Showcasing your best testimonials on your homepage helps convince a prospect right away that you’re the real thing.

What About Writing?

Did you notice I didn’t include “improve your writing” as one of the things you need to increase your rate?

Writing is only a small part in your freelance writing business. Believe it or not marketing, networking and learning best practices in our industry is what will help you raise your rates.

A couple months ago I got a message on Twitter from Kevin J. Duncan inviting me to write for OptinMonster.

First of all, I never connected with Kevin and only knew of him via his posts on Smart Blogger. So getting any nod from him was huge in my book.

But, then he invited me to write for OptinMonster. What an amazing opportunity!

This all came about because of my connections with Adam Connell and Sue Ann Dunlevie. By investing in blogger outreach and having them as clients, I was able to land this amazing gig.

Now, I’m not saying if you’re a poor writer you can still make hundreds of dollars a post. What I am saying is if you’re a good writer to begin with and you have the passion and desire to keep learning, through time you will naturally become a better writer.

One more thing thing to also keep in mind when setting your rate and raising your rate is something Brent Jones mentioned on his blog that,

[Y]ou don’t have to be an expert, you just have to do something your client can’t, or have the time to do something your client’s doesn’t have.

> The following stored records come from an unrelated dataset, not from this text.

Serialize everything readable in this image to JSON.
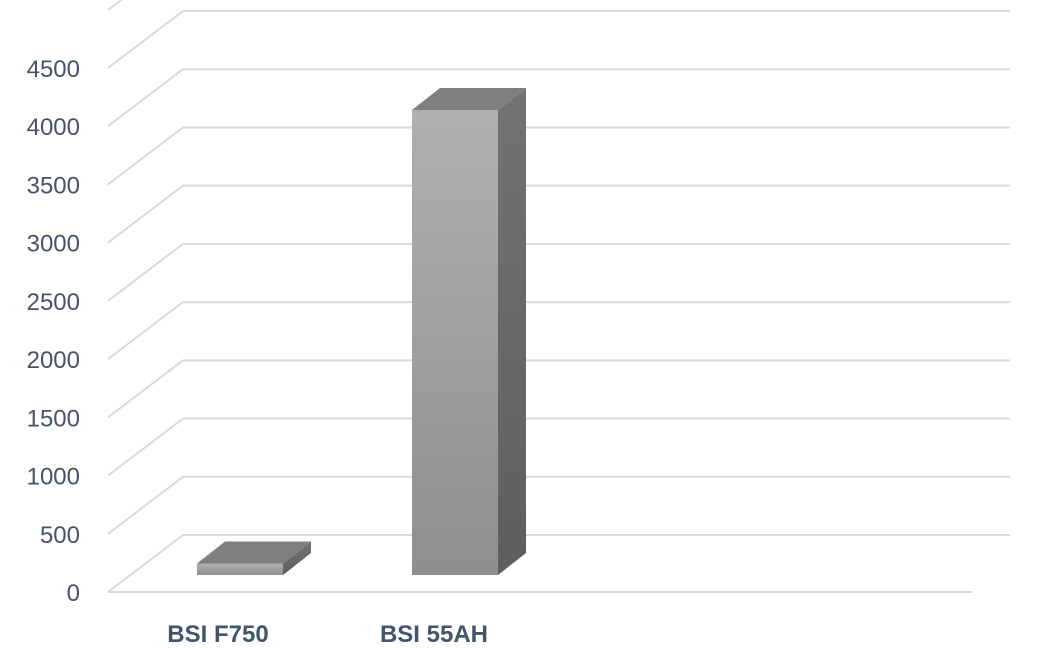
{
  "chart_data": {
    "type": "bar",
    "style": "3d-column",
    "categories": [
      "BSI F750",
      "BSI 55AH"
    ],
    "values": [
      100,
      4050
    ],
    "ylim": [
      0,
      4500
    ],
    "yticks": [
      0,
      500,
      1000,
      1500,
      2000,
      2500,
      3000,
      3500,
      4000,
      4500
    ],
    "grid": true,
    "title": "",
    "xlabel": "",
    "ylabel": "",
    "colors": {
      "front_top": "#b0b0b0",
      "front_bottom": "#8e8e8e",
      "side": "#6a6a6a",
      "top": "#7f7f7f",
      "grid": "#d9d9d9",
      "text": "#44546a"
    }
  }
}
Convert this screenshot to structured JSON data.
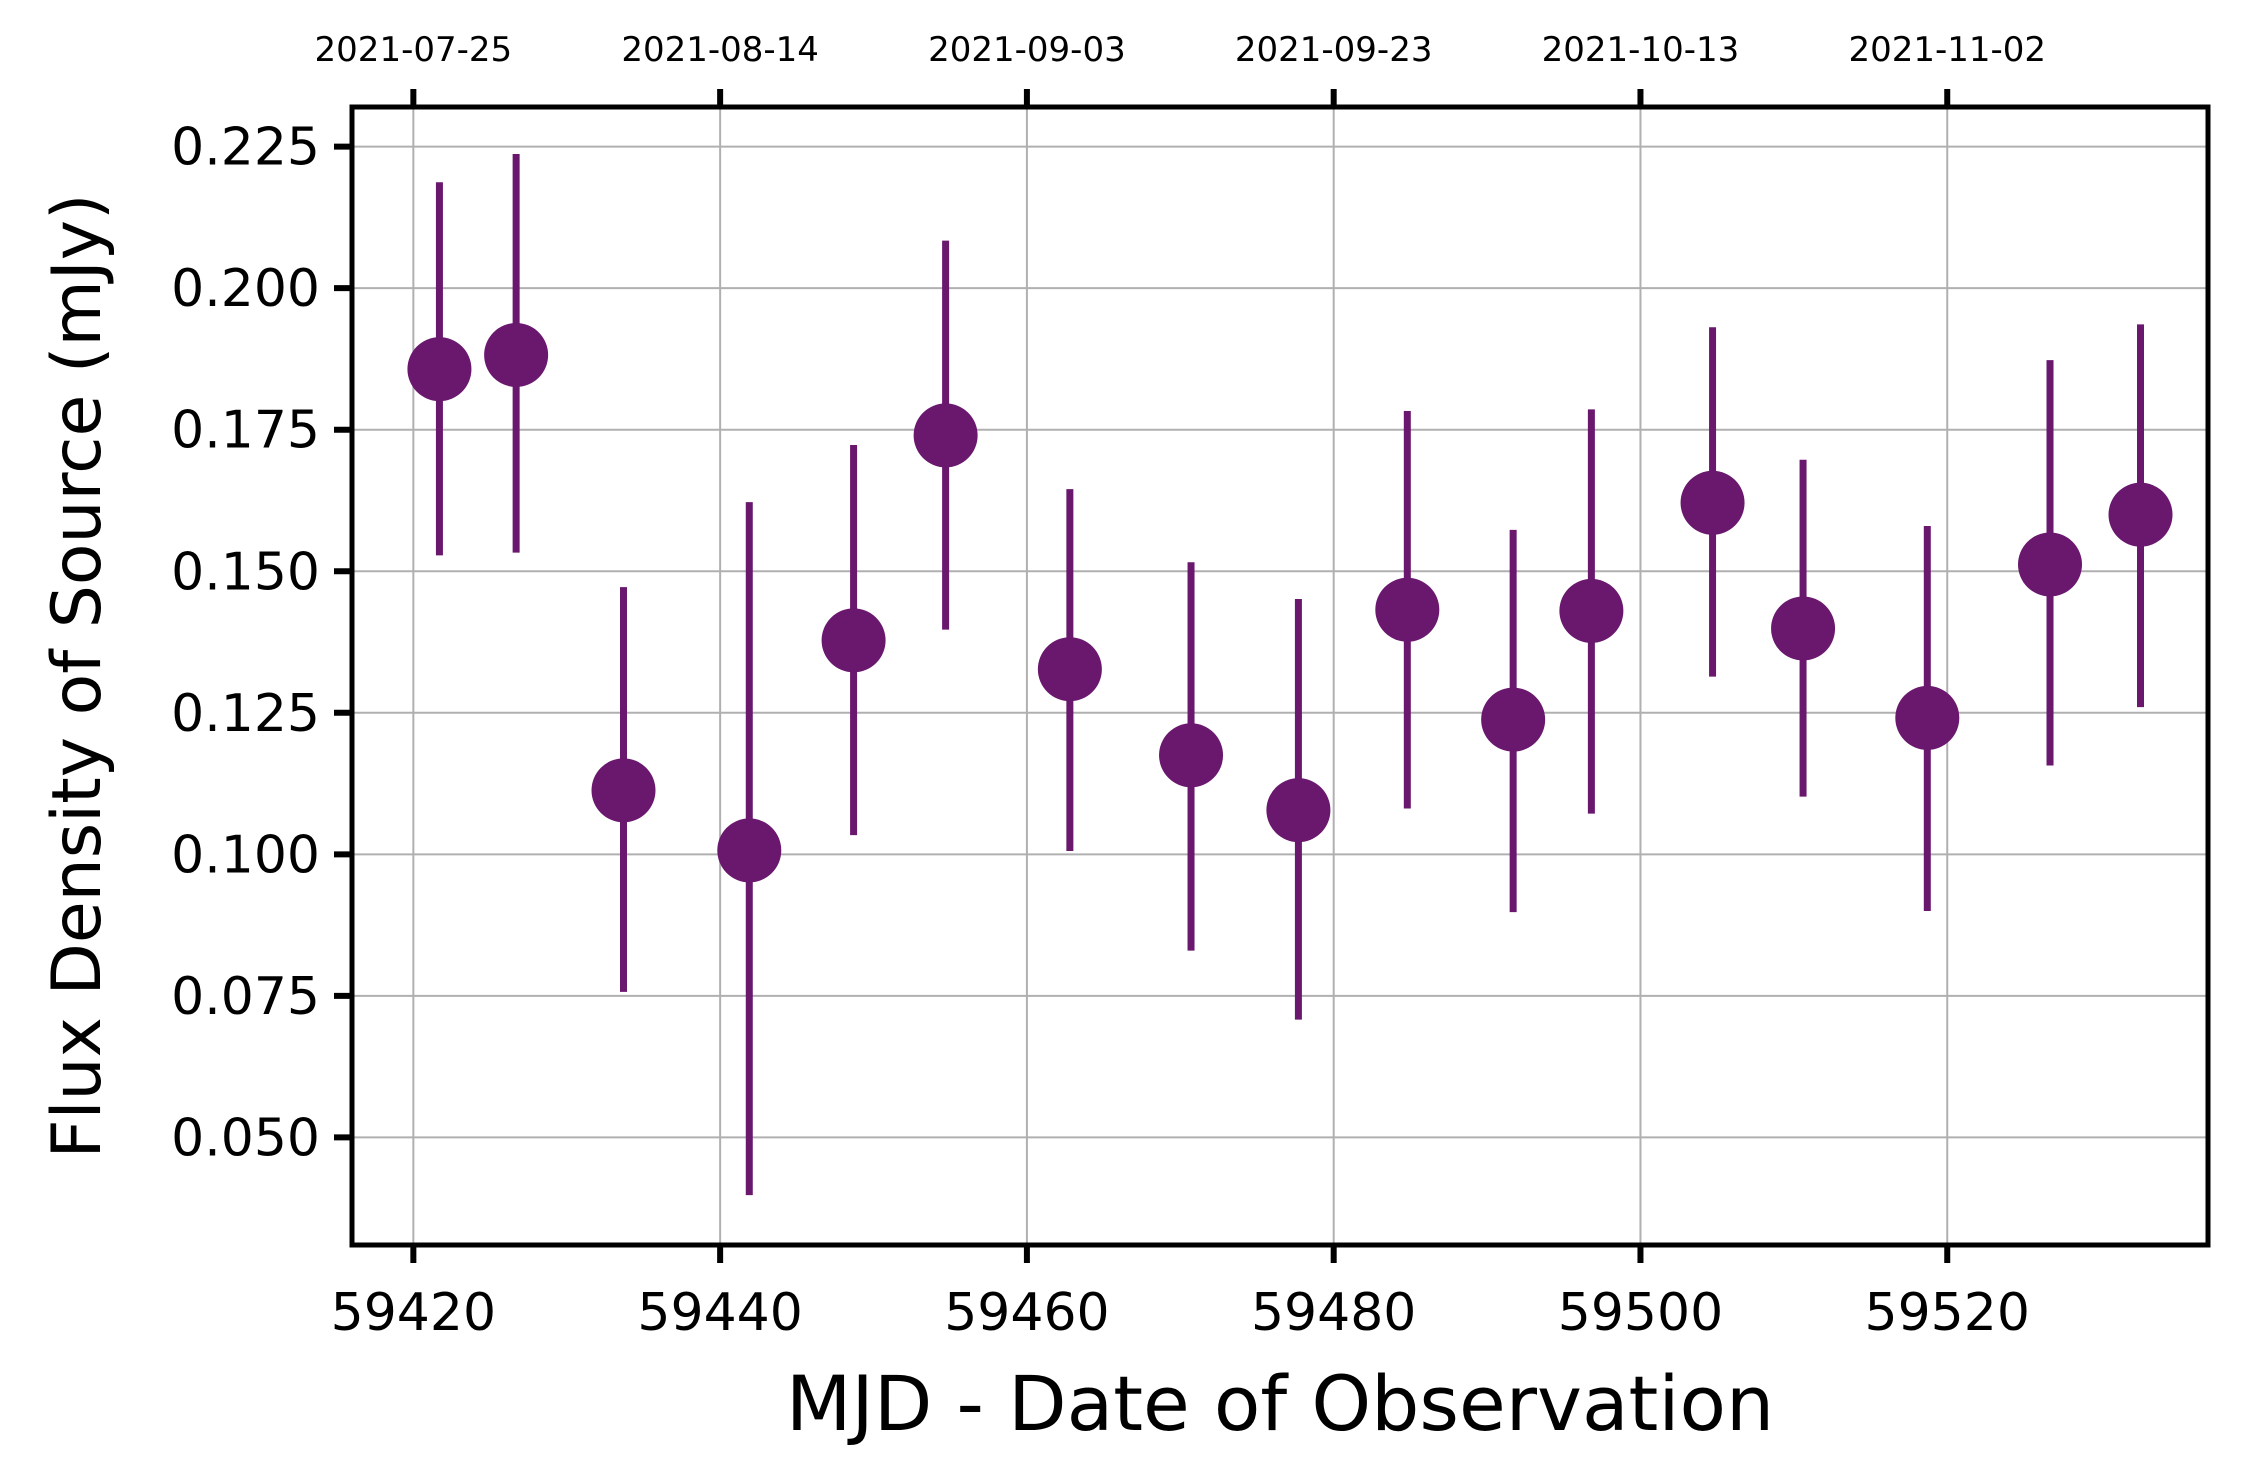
{
  "chart_data": {
    "type": "scatter",
    "title": "",
    "xlabel": "MJD - Date of Observation",
    "ylabel": "Flux Density of Source (mJy)",
    "xlim": [
      59416,
      59537
    ],
    "ylim": [
      0.031,
      0.232
    ],
    "xticks": [
      59420,
      59440,
      59460,
      59480,
      59500,
      59520
    ],
    "yticks": [
      0.05,
      0.075,
      0.1,
      0.125,
      0.15,
      0.175,
      0.2,
      0.225
    ],
    "ytick_labels": [
      "0.050",
      "0.075",
      "0.100",
      "0.125",
      "0.150",
      "0.175",
      "0.200",
      "0.225"
    ],
    "top_axis": {
      "ticks": [
        59420,
        59440,
        59460,
        59480,
        59500,
        59520
      ],
      "labels": [
        "2021-07-25",
        "2021-08-14",
        "2021-09-03",
        "2021-09-23",
        "2021-10-13",
        "2021-11-02"
      ]
    },
    "grid": true,
    "color": "#6a176e",
    "series": [
      {
        "x": [
          59421.7,
          59426.7,
          59433.7,
          59441.9,
          59448.7,
          59454.7,
          59462.8,
          59470.7,
          59477.7,
          59484.8,
          59491.7,
          59496.8,
          59504.7,
          59510.6,
          59518.7,
          59526.7,
          59532.6
        ],
        "y": [
          0.1857,
          0.1882,
          0.1113,
          0.1007,
          0.1378,
          0.174,
          0.1327,
          0.1175,
          0.1078,
          0.1432,
          0.1238,
          0.143,
          0.1621,
          0.1399,
          0.1241,
          0.1512,
          0.16
        ],
        "yerr_low": [
          0.1528,
          0.1533,
          0.0757,
          0.0398,
          0.1034,
          0.1397,
          0.1006,
          0.083,
          0.0708,
          0.1081,
          0.0898,
          0.1072,
          0.1314,
          0.1102,
          0.09,
          0.1157,
          0.126
        ],
        "yerr_high": [
          0.2187,
          0.2237,
          0.1472,
          0.1622,
          0.1723,
          0.2084,
          0.1645,
          0.1516,
          0.1451,
          0.1783,
          0.1573,
          0.1786,
          0.1931,
          0.1697,
          0.158,
          0.1873,
          0.1936
        ]
      }
    ]
  }
}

Let that sink in for a while….

Ready to Raise Your Rate?

So, are you ready?

Figure out your new rate and work on these four things, and you’ll have more success each time you raise your rate.

I have another post in the works about negotiating rates with current clients. I recently negotiated a new rate with one of my older clients and I want to share what happened because it can be tricky to tell a client your new rate.

So, are you ready to raise your rate in your next pitch?